High School What is the name of this triangular geometric shape?

[shintashi]

I used to think it was called Zeno's tower, but then realized I probably called it that because it reminded me of his paradox. I have been unable to find this shape on the internet, although I saw a small steel tower outside Stonybrook using this geometry.

I have attached an image of the basic structure and an animated gif in rotation to show how the angles look from different sides.

The pattern is equilateral triangles at 90 degrees to the edges, where a new triangle at 60 degree rotation forms the next level. This repeats to infinity, getting 4 times less surface area each floor. From some angles, its quite crude, and at other angles, its seamless.

Again, I have no idea if there is a name for this pattern, which has a kind of fractal quality when you zoom into the top.

 

[jedishrfu]

I think you’d call it an octehedral tower as each segment is an eight sided polyhedron ie an octahedron.

I found this related article of origami inspired designs

http://www.origamiheaven.com/macromodularorigami.htm

 

[shintashi]

I think you’d call it an octehedral tower as each segment is an eight sided polyhedron ie an octahedron.

I found this related article of origami inspired designs

http://www.origamiheaven.com/macromodularorigami.htm

it is true that it has some octagonal properties, but what's really interesting is how it expresses an X^2 expansion using a 3/6 side. There's an infinite number of surfaces, as you go further and further up, each is half the height and 1/4 the surface area of the previous.
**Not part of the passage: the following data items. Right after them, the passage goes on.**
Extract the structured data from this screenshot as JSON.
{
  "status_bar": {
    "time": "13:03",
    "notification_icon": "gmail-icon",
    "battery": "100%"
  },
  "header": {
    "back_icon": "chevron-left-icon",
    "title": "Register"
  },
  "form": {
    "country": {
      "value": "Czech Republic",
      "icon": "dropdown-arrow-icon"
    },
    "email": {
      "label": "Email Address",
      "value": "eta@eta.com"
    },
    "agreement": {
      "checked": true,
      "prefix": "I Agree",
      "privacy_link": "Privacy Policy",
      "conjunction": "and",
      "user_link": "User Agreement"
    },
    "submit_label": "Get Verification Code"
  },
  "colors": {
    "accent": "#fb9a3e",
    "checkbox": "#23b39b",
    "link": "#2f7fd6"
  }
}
From the top, if you look through it, each distance expands exactly at the same ratio as light diffusion. This should be mathematically obvious, but I made one of these out of wood in 2007 and that's how i figured it out. The octahedral tower is nice but its linear, while this tower follows an exponential change creating a repeating simple fractal pattern. In a lot of ways, this tower is similar to three dimensional Sierpenski Triangle, but expands differently with saturation of increased triangles focused ever closer to the top, rather than equidistant.